Thursday

David O. Selznick

"I stopped making films in 1948 because I was tired.  I had been producing, at the time, for twenty years . . . . Additionally it was crystal clear that the motion-picture business was in for a terrible beating from television and other new forms of entertainment, and I thought it a good time to take stock and to study objectively the obviously changing public tastes . . . ."
-- David O Selznick


I read this quote today and thought it was relevant to the current discussion of the future of the film business.  It's great to see that Selznick didn't run around like a headless chicken, grasping at any new thing that might become the 'future' of cinema.  There is a lot of that going on today.  


Selznick was right about the motion-picture business as television did take a hearty bite of the profits of the movies.  Yet, for most practitioners of the craft of making films, television didn't mean the end of creativity and work.  Some people stayed in the motion pictures and some went off and made television. In fact, television created more jobs for people who wanted to tell stories with a camera and a microphone.  On top of that, many great motion picture artists were trained and found great success starting out in the television business.  The great Sidney Lumet, Paddy Chayefsky, and John Frankenheimer (just to name a few) came out of making television.
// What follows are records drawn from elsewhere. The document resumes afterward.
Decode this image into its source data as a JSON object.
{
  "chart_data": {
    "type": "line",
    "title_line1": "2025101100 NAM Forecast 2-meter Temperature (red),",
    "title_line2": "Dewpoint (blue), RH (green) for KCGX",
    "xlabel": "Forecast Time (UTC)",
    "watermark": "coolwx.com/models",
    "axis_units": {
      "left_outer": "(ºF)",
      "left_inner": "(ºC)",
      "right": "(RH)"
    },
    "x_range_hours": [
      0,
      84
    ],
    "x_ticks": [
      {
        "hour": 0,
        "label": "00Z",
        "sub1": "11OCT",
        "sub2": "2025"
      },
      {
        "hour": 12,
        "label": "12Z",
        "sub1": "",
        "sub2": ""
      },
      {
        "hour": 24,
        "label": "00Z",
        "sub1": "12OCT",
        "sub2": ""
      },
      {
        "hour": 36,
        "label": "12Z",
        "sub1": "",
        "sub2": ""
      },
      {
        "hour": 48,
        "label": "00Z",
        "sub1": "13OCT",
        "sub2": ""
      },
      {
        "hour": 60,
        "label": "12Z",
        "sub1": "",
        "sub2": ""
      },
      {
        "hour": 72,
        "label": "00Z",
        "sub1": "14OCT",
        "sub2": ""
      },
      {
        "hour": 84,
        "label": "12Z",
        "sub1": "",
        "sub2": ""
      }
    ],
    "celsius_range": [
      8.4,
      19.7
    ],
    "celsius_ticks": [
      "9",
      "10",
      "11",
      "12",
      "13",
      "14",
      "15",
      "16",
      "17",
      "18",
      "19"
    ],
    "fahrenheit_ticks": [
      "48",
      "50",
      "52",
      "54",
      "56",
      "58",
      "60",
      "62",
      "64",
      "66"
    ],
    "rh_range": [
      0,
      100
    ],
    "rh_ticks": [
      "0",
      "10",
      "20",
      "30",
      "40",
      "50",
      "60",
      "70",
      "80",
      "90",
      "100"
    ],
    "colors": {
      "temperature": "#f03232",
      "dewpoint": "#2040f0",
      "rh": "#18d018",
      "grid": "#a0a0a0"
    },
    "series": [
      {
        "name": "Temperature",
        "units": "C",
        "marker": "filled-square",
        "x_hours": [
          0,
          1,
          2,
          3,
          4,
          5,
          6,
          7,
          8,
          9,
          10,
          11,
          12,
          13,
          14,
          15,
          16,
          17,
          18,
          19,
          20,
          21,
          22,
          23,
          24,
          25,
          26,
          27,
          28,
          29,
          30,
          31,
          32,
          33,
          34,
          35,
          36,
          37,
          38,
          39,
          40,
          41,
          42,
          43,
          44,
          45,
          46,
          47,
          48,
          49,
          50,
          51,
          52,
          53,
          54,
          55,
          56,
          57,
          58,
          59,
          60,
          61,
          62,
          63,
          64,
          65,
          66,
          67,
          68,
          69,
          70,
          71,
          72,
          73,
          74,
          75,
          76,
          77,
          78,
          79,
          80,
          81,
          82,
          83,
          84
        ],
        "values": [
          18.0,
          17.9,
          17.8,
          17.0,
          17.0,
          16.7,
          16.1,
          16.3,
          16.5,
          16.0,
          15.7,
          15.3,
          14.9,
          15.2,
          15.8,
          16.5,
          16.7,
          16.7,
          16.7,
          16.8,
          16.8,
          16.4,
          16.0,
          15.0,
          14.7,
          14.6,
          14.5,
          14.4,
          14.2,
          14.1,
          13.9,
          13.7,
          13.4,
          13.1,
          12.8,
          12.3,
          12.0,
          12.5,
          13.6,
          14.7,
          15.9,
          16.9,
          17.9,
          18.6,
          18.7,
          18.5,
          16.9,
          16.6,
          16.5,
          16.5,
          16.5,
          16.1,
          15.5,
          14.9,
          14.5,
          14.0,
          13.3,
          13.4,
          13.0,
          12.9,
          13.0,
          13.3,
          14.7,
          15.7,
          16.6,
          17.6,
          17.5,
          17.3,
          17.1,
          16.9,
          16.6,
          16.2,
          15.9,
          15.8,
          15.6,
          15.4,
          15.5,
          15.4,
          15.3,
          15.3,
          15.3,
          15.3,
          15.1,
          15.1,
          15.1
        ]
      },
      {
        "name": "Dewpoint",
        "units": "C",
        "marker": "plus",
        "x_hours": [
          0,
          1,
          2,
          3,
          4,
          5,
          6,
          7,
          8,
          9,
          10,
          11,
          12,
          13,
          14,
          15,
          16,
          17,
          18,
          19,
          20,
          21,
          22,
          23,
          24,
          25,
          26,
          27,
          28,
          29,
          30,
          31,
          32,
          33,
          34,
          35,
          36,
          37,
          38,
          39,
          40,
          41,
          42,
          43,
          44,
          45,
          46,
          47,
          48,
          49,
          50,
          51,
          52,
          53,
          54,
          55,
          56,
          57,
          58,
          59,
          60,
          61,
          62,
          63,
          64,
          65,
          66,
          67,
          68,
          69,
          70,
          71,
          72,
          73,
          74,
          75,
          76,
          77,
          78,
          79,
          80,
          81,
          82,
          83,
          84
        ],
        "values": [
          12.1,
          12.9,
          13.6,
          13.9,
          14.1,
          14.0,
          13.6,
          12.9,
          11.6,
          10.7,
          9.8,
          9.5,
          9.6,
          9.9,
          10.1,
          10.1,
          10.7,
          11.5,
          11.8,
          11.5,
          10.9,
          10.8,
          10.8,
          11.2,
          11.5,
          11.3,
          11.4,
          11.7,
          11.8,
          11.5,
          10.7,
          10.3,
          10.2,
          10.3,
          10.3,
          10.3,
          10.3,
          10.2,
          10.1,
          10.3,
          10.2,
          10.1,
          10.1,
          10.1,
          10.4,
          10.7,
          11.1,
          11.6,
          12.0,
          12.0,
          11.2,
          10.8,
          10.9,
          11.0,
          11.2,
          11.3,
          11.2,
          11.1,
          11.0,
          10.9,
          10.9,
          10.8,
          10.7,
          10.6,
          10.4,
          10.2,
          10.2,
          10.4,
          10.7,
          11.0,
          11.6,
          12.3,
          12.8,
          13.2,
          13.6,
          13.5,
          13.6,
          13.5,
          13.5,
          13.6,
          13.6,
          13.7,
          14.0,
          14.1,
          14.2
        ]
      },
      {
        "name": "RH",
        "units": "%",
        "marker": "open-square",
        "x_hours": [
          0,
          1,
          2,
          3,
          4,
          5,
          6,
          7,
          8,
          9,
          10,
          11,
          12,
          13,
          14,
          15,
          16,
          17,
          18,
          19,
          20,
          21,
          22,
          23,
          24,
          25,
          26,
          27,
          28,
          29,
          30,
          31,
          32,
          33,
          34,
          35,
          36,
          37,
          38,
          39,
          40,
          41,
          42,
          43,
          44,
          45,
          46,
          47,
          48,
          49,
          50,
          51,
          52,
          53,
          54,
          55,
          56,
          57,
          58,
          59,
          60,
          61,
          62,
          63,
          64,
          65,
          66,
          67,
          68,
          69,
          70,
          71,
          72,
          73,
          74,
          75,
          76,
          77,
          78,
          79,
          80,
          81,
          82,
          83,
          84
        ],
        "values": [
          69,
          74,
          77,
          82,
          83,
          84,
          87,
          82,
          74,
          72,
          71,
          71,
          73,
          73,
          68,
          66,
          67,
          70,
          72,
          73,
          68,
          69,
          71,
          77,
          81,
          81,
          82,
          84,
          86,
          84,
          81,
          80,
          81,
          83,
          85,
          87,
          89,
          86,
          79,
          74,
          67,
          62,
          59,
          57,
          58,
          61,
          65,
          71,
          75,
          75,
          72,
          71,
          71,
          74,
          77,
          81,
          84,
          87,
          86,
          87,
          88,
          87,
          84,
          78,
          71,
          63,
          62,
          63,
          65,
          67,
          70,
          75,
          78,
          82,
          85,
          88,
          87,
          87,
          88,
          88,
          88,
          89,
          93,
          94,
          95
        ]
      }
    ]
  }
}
We are in a period of flux once again.  People love television and they love movies.  I don't see the business of telling stories in pictures going the way of vaudeville.  The audience will get what they pay for, that is for sure, and that is the centre of the issue.  It was great that Selznick had the fortune to wait and see.  For now, we'll just have to keep our heads above water and hope to see land in the near future.  It's good to see that we aren't alone.  


"History repeats itself, first as tragedy, second as farce."
--Karl Marx

1 comment:

Robbo said...

McLuhan stated that old media become the content of new media. Vaudeville didn't die - it was subsumed by television - at least for a while. Circus freak shows have been reinvented as reality programming. Good solid cinema is being produced for - television - whereas the film industry itself follows Aristotle's adage that spectacle is the last refuge of theatre.

Yeah, Selznick was sitting pretty enough to just kick back and relax - unlike most of us who are still trying to scrape up the rent money.

Storytelling will never ever die - simply because we are our stories - we define ourselves through our stories. The structure of a story is the structure of human life - with a beginning, a middle and an end. How we tell our stories is always changing - with language, symbols, voice, music and whatever new means we have of reaching out to other human beings willing to take the time to listen and watch a good tale.

You concluding Karl Marx quote was good but I still prefer Mark Twain's: "History doesn't repeat itself, but it does rhyme."

The current disruptive changes that are seemingly destroying established cultural industries will certainly create new means and methods and economies in service to telling a ripping yarn.

I'd just like to get a paying gig out of it.